By Salvador Gutierrez Peraza, Ethnic Studies
Teaching Effectiveness Award Essay, 2023
As a Graduate Student Instructor (GSI) in the Department of Ethnic Studies part and parcel of my pedagogical training is the teaching of courses on the Ethno-Racial experience of U.S. minoritarian subjects and cultures. Our discipline entails “the critical and interdisciplinary study of race, ethnicity, and indigeneity” within systemic racial capitalism in a settler colonial nation-state. Therefore, our courses engage with extremely traumatic, triggering contemporary and/or historical events or themes, for example, the mass incarceration of African Americans or Latinos within our present-day socio-historical milieu.
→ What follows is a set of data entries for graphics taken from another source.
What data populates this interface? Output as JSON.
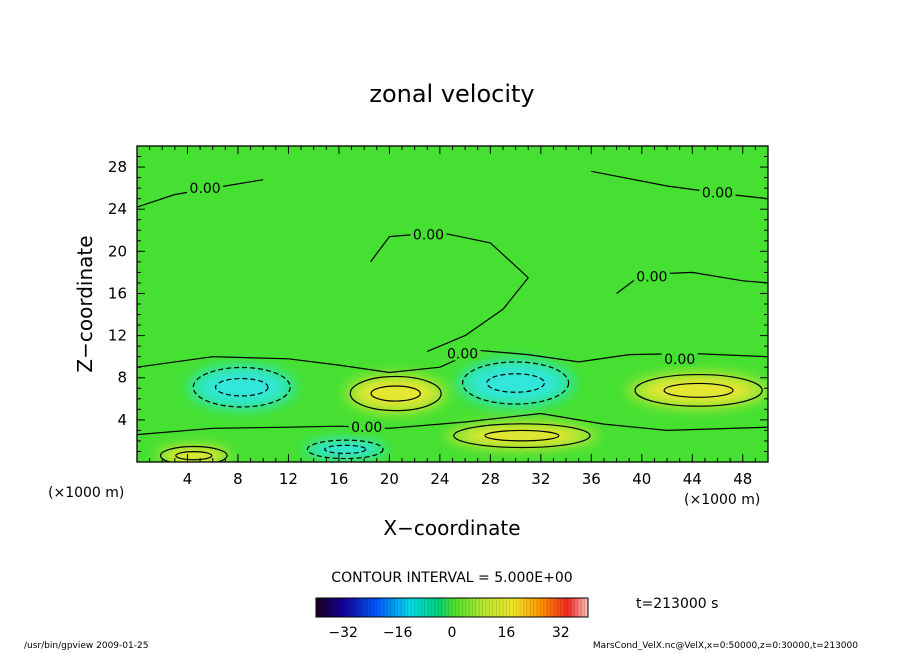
{
  "chart_data": {
    "type": "heatmap",
    "title": "zonal velocity",
    "xlabel": "X−coordinate",
    "ylabel": "Z−coordinate",
    "x_unit": "(×1000 m)",
    "y_unit": "(×1000 m)",
    "xlim": [
      0,
      50
    ],
    "ylim": [
      0,
      30
    ],
    "x_ticks": [
      4,
      8,
      12,
      16,
      20,
      24,
      28,
      32,
      36,
      40,
      44,
      48
    ],
    "y_ticks": [
      4,
      8,
      12,
      16,
      20,
      24,
      28
    ],
    "contour_interval_label": "CONTOUR INTERVAL = 5.000E+00",
    "contour_labels": [
      {
        "text": "0.00",
        "x": 5.4,
        "y": 26.0
      },
      {
        "text": "0.00",
        "x": 46.0,
        "y": 25.6
      },
      {
        "text": "0.00",
        "x": 23.1,
        "y": 21.6
      },
      {
        "text": "0.00",
        "x": 40.8,
        "y": 17.6
      },
      {
        "text": "0.00",
        "x": 25.8,
        "y": 10.3
      },
      {
        "text": "0.00",
        "x": 43.0,
        "y": 9.8
      },
      {
        "text": "0.00",
        "x": 18.2,
        "y": 3.3
      }
    ],
    "features": [
      {
        "sign": "positive",
        "cx": 20.5,
        "cy": 6.5,
        "rx": 3.0,
        "ry": 1.3
      },
      {
        "sign": "positive",
        "cx": 30.5,
        "cy": 2.5,
        "rx": 4.5,
        "ry": 0.9
      },
      {
        "sign": "positive",
        "cx": 44.5,
        "cy": 6.8,
        "rx": 4.2,
        "ry": 1.2
      },
      {
        "sign": "positive",
        "cx": 4.5,
        "cy": 0.6,
        "rx": 2.2,
        "ry": 0.7
      },
      {
        "sign": "negative",
        "cx": 8.3,
        "cy": 7.1,
        "rx": 3.2,
        "ry": 1.5
      },
      {
        "sign": "negative",
        "cx": 30.0,
        "cy": 7.5,
        "rx": 3.5,
        "ry": 1.6
      },
      {
        "sign": "negative",
        "cx": 16.5,
        "cy": 1.2,
        "rx": 2.5,
        "ry": 0.7
      }
    ],
    "colorbar": {
      "ticks": [
        -32,
        -16,
        0,
        16,
        32
      ],
      "range": [
        -40,
        40
      ]
    },
    "time_label": "t=213000 s"
  },
  "footer": {
    "left": "/usr/bin/gpview  2009-01-25",
    "right": "MarsCond_VelX.nc@VelX,x=0:50000,z=0:30000,t=213000"
  }
}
In the course Chicano History, for example, we learned about the historical antecedents of mass incarceration through a historical examination of the brutal policing of Tejanos (Mexican/Mexican Americans from Texas), in which state sanctioned public executions (lynching) took place all over Texas as a disciplinarian racial tool. How does one teach such traumatic histories to students who might be able to trace their own histories to said traumatic events? Furthermore, how does one teach Critical Ethnic Studies to those who have been and continued to be deeply affected by the logics of violence within our structural racial capitalist order of things? Finally, how does an instructor balance the divide between said ethno-racial violence teachings and a college-level education within the setting of the neoliberal university?
I do understand the mechanics of the Teaching Effectiveness Award prompt—besides stating the problem—yet there is no cookie-cutter solution to such an enormity. I have approached it, however, by stating the painful (and always triggering) nature of our subject matter as a required component of our shared academic journey—after all, students need to pass this class in order to graduate, academic pragmatism, perhaps… But how can one quantify the success of any approach when one is dealing with systemic violence and ever-present trauma?